名古屋は数的優位となった後、後半45分+7分に小野雅史が3点目を決めた。公式速報では、浅野のパスを受けた小野がペナルティーエリア右から左足でゴール左下へ決めている。

ここでも得点者とパスを送った選手は、ともに後半33分から出場した選手だった。浅野は勝ち越し点だけでなく、小野の得点にも関与。小野も限られた出場時間で結果を残した。

この3点目は、数的優位を生かした追加点であると同時に、名古屋の同時交代が一度限りの偶然ではなかったことを示す材料にもなる。途中出場の2人が終盤の2得点を分担し、試合を決着させた。

名古屋の初勝利と、次に確認したい再現性

名古屋は開幕2連敗の後、第3節でシーズン初勝利を挙げた。前半に追いつかれてから長く続いた1-1を、交代選手の働きで動かした点に価値がある。

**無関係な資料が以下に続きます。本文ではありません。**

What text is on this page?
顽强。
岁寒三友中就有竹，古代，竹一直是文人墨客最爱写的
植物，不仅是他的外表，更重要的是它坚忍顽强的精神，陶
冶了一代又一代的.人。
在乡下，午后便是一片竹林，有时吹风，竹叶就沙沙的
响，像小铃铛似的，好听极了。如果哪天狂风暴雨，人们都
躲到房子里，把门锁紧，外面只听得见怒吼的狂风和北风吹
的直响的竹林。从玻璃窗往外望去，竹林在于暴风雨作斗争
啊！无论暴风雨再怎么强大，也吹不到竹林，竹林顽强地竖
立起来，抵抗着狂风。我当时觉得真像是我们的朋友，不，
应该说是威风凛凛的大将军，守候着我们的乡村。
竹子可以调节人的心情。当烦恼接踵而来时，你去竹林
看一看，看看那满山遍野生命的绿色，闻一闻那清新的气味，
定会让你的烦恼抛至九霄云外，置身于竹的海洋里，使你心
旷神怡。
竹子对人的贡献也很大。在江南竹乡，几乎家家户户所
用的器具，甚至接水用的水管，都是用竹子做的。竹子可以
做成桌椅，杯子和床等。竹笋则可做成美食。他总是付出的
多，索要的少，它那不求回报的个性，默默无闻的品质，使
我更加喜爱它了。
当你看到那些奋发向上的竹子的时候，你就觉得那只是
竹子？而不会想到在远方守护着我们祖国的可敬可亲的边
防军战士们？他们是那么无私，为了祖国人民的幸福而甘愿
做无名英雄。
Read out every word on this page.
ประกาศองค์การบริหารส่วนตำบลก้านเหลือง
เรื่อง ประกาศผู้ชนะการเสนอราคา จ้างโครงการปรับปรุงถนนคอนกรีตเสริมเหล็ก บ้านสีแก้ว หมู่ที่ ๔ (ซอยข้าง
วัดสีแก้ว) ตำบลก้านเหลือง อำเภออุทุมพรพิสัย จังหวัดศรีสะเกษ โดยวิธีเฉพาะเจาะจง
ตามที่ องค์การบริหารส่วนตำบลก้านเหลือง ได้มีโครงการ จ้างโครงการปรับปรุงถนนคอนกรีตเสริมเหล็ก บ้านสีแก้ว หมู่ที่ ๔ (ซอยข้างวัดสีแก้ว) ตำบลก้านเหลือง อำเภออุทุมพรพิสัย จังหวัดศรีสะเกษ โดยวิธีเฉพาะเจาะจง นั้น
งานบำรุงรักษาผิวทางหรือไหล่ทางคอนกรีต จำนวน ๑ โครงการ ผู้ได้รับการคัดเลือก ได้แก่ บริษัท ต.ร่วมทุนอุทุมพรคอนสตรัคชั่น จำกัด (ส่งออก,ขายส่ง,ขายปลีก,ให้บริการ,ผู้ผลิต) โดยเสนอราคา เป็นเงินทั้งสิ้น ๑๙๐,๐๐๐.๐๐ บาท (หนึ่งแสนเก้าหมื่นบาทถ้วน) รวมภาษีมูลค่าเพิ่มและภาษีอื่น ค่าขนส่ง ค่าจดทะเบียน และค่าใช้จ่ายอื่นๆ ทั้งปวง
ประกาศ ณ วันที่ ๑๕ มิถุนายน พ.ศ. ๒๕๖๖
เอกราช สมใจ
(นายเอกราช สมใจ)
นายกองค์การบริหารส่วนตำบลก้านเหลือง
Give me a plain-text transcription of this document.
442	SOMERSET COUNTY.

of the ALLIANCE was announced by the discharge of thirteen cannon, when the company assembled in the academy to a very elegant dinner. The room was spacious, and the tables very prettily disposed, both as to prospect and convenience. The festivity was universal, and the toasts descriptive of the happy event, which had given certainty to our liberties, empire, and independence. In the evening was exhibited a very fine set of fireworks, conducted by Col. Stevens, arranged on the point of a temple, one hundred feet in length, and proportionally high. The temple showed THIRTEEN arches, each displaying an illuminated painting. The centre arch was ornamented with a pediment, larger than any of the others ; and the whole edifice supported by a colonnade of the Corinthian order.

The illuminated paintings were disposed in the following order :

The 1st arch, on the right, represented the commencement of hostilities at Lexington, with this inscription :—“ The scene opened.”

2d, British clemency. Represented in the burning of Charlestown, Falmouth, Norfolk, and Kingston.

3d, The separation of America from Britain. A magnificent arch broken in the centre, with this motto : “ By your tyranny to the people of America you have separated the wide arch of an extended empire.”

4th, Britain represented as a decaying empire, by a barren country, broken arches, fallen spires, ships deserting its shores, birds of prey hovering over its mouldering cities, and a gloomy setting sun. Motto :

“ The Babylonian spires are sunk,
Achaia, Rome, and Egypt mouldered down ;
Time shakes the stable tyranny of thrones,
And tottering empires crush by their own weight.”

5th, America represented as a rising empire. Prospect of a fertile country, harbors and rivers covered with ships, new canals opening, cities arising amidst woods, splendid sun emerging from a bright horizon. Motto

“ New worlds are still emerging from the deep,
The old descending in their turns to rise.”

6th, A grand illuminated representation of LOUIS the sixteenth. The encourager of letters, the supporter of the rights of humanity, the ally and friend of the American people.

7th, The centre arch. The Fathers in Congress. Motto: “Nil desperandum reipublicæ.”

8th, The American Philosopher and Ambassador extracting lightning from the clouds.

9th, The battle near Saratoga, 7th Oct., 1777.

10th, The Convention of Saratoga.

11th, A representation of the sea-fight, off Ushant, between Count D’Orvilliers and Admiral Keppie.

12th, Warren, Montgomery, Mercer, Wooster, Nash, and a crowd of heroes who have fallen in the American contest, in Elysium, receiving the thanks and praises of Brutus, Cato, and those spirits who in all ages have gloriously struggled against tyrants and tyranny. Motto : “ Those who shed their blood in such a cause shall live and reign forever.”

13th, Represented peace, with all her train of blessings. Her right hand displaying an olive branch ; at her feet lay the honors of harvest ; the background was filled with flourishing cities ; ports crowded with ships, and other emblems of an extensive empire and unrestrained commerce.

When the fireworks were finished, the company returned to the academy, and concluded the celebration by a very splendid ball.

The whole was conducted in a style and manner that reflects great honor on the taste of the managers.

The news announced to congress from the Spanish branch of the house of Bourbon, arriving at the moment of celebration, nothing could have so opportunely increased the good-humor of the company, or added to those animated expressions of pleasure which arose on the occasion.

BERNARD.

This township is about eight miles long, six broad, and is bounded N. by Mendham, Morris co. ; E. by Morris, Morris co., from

導入で立てた問いへの答えは明確だ。名古屋が勝てた大きな要因の一つは、同点の終盤に投入した選手たちがセットプレーと連係から2得点を生み出したことにある。 G大阪の退場はその後の展開を厳しくしたが、勝ち越しの原因ではなかった。

次に見るべきなのは、この交代策を別の試合でも再現できるかだ。

  • 浅野と小野が先発・途中出場のどちらで力を発揮するか
  • マテウス・カストロのキックを生かすセットプレーを継続できるか
  • G大阪が同点後に試合を動かす攻撃の選択肢を増やせるか
  • 警告や退場による不利を避けながら終盤を戦えるか

名古屋にとって3-1は浮上への一歩だが、この試合で機能した「ベンチからの得点力」を続けられるかが、次の具体的な確認点になる。